Working to a stringent set of strategic objectives, all geared towards the provision of world-class services, facilities and equipment, the MPA has been rigorous in its constant improvements. Where lesser authorities might have simply sought to maintain the status quo, the MPA has been determined to be recognised as a force for positive and definitive change. The result of this is an ‘economic nerve centre’ filled with contemporary equipment, highly expert staff, a spectacular Freeport and even a stunning waterfront, complete with specialist cruise ship facilities.  

By recognising the industries and individuals that support Mauritius, the MPA has been able to position itself in the role of unofficial ambassador to the outside world and it’s a strategy that is yielding phenomenal results, 

“The strategic objective of the MPA is to make Port Louis and Port Mathurin Harbours well equipped, professionally managed and constantly upgraded ports in order to maintain high productivity and enhanced service levels at competitive rates. To achieve this objective, MPA will continue to pursue a policy of improvement and opening to the outside world. In the same manner, it will encourage further investment in the ports to respond to the growing needs of the shipping lines and other port stakeholders.” 

The Port Louis Harbour in Mauritius has undergone a huge amount of change in the years that it has been utilised as an import and export centre. The 1970s, in particular, were a dark time for the commercial centre, as outdated equipment, barely-there infrastructure and fractious relationships translated into a completely ineffectual port. Fortunately, an appraisal by the World Bank revealed untold potential and promise for Mauritius as a whole, if only the port could be modernised, which it was through the financing of a significant reconstruction and development programme.  

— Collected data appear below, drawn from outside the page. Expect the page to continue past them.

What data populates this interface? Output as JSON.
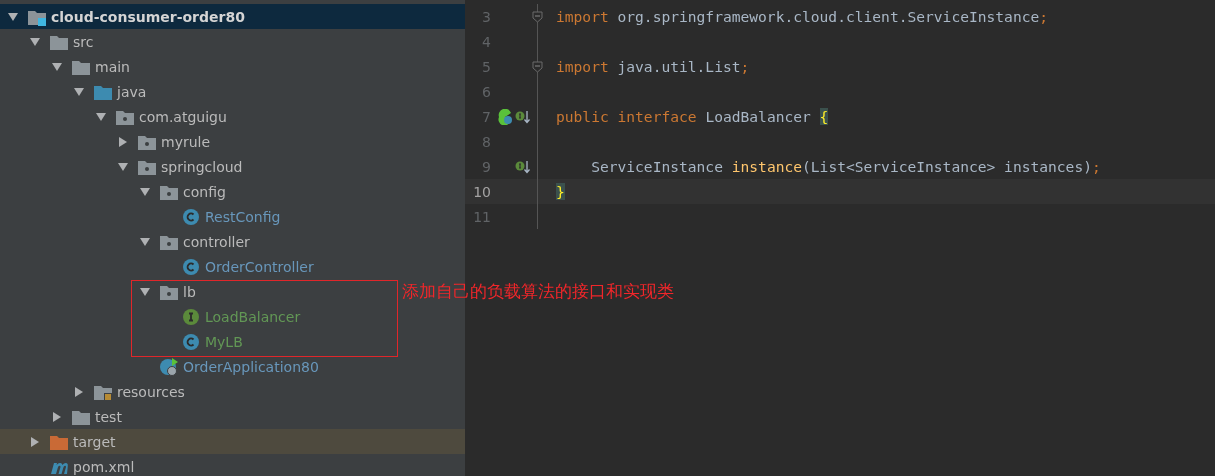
{
  "project_tree": [
    {
      "label": "cloud-consumer-order80",
      "kind": "module",
      "color": "#d4d4d4",
      "expanded": true,
      "selected": true,
      "highlighted": false,
      "children": [
        {
          "label": "src",
          "kind": "folder",
          "color": "#bbbbbb",
          "expanded": true,
          "selected": false,
          "highlighted": false,
          "children": [
            {
              "label": "main",
              "kind": "folder",
              "color": "#bbbbbb",
              "expanded": true,
              "selected": false,
              "highlighted": false,
              "children": [
                {
                  "label": "java",
                  "kind": "source-folder",
                  "color": "#bbbbbb",
                  "expanded": true,
                  "selected": false,
                  "highlighted": false,
                  "children": [
                    {
                      "label": "com.atguigu",
                      "kind": "package",
                      "color": "#bbbbbb",
                      "expanded": true,
                      "selected": false,
                      "highlighted": false,
                      "children": [
                        {
                          "label": "myrule",
                          "kind": "package",
                          "color": "#bbbbbb",
                          "expanded": false,
                          "selected": false,
                          "highlighted": false
                        },
                        {
                          "label": "springcloud",
                          "kind": "package",
                          "color": "#bbbbbb",
                          "expanded": true,
                          "selected": false,
                          "highlighted": false,
                          "children": [
                            {
                              "label": "config",
                              "kind": "package",
                              "color": "#bbbbbb",
                              "expanded": true,
                              "selected": false,
                              "highlighted": false,
                              "children": [
                                {
                                  "label": "RestConfig",
                                  "kind": "class",
                                  "color": "#6897bb",
                                  "selected": false,
                                  "highlighted": false
                                }
                              ]
                            },
                            {
                              "label": "controller",
                              "kind": "package",
                              "color": "#bbbbbb",
                              "expanded": true,
                              "selected": false,
                              "highlighted": false,
                              "children": [
                                {
                                  "label": "OrderController",
                                  "kind": "class",
                                  "color": "#6897bb",
                                  "selected": false,
                                  "highlighted": false
                                }
                              ]
                            },
                            {
                              "label": "lb",
                              "kind": "package",
                              "color": "#bbbbbb",
                              "expanded": true,
                              "selected": false,
                              "highlighted": false,
                              "children": [
                                {
                                  "label": "LoadBalancer",
                                  "kind": "interface",
                                  "color": "#629755",
                                  "selected": false,
                                  "highlighted": false
                                },
                                {
                                  "label": "MyLB",
                                  "kind": "class",
                                  "color": "#629755",
                                  "selected": false,
                                  "highlighted": false
                                }
                              ]
                            },
                            {
                              "label": "OrderApplication80",
                              "kind": "app-class",
                              "color": "#6897bb",
                              "selected": false,
                              "highlighted": false
                            }
                          ]
                        }
                      ]
                    }
                  ]
                },
                {
                  "label": "resources",
                  "kind": "resources-folder",
                  "color": "#bbbbbb",
                  "expanded": false,
                  "selected": false,
                  "highlighted": false
                }
              ]
            },
            {
              "label": "test",
              "kind": "folder",
              "color": "#bbbbbb",
              "expanded": false,
              "selected": false,
              "highlighted": false
            }
          ]
        },
        {
          "label": "target",
          "kind": "target-folder",
          "color": "#bbbbbb",
          "expanded": false,
          "selected": false,
          "highlighted": true
        },
        {
          "label": "pom.xml",
          "kind": "maven",
          "color": "#bbbbbb",
          "selected": false,
          "highlighted": false
        }
      ]
    }
  ],
  "annotation": {
    "text": "添加自己的负载算法的接口和实现类"
  },
  "editor": {
    "lines": [
      {
        "number": "3",
        "current": false,
        "fold": true,
        "tokens": [
          {
            "kind": "keyword",
            "text": "import"
          },
          {
            "kind": "plain",
            "text": " org.springframework.cloud.client.ServiceInstance"
          },
          {
            "kind": "punct",
            "text": ";"
          }
        ]
      },
      {
        "number": "4",
        "current": false,
        "fold": false
      },
      {
        "number": "5",
        "current": false,
        "fold": true,
        "tokens": [
          {
            "kind": "keyword",
            "text": "import"
          },
          {
            "kind": "plain",
            "text": " java.util.List"
          },
          {
            "kind": "punct",
            "text": ";"
          }
        ]
      },
      {
        "number": "6",
        "current": false,
        "fold": false
      },
      {
        "number": "7",
        "current": false,
        "fold": false,
        "gutter": [
          {
            "kind": "implemented"
          },
          {
            "kind": "interface-down"
          }
        ],
        "tokens": [
          {
            "kind": "keyword",
            "text": "public interface"
          },
          {
            "kind": "plain",
            "text": " LoadBalancer "
          },
          {
            "kind": "brace",
            "text": "{"
          }
        ]
      },
      {
        "number": "8",
        "current": false,
        "fold": false
      },
      {
        "number": "9",
        "current": false,
        "fold": false,
        "gutter": [
          {
            "kind": "interface-down"
          }
        ],
        "tokens": [
          {
            "kind": "plain",
            "text": "    ServiceInstance "
          },
          {
            "kind": "method",
            "text": "instance"
          },
          {
            "kind": "plain",
            "text": "(List<ServiceInstance> instances)"
          },
          {
            "kind": "punct",
            "text": ";"
          }
        ]
      },
      {
        "number": "10",
        "current": true,
        "fold": false,
        "tokens": [
          {
            "kind": "brace",
            "text": "}"
          }
        ]
      },
      {
        "number": "11",
        "current": false,
        "fold": false
      }
    ]
  }
}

Significant improvement of the port turned out to be the revitalisation that the entire country needed and as such, the port has remained a focus for continued development ever since, 

“While Port Louis continues to be the business and administrative capital of Mauritius, expansion of the tourism industry in the late 1990s led to considerable development in Port Louis, with many shops, hotels, and restaurants being built in the Caudan Waterfront area.” 

Now, all eyes are focused on the future of the port, thanks to a development schedule that is set to complete in 2040. The Port Master Plan has been revised, to now include a rationalised layout that is responsive to the trade patterns being witnessed, in a bid to secure the port’s position as one of the finest and most efficient in the Indian Ocean and there is no concern that it won’t be successful. By observing trends, the MPA has always been able to stay on top of what the port and Mauritius itself needs, moving quickly to accommodate and that includes environmental concerns. 

With a master plan in place to build upon the already fantastic reputation and operational excellence of the MPA, it stands to reason that thoughts will turn to the greener side of things. All businesses, regardless of industry, have a responsibility to try and identify more environmentally friendly ways to operate and the MPA is not shirking its duties in this regard, 

“The Mauritius Ports Authority (MPA) recognises the need to conduct port activities in a sustainable and climate friendly manner. In this context the MPA has embarked on the implementation of the Green Port Concept with the objective to reduce the negative impacts of port activities on the environment. The overall rationale of this project is linked to the very high dependence of Mauritius on imported fossil fuels, coupled with the high volatility and increasing cost of fuel prices, making energy security of strategic importance for the island. 

From humble and disorganised beginnings, a laudable authority has been created, with a slick and respected trade industry being the observable result. Mauritius is flourishing, thanks to the continued development and evolution of the ports and now that greener initiatives ae being introduced, there’s every chance that the MPA will be setting the example for the rest of the world’s port authorities.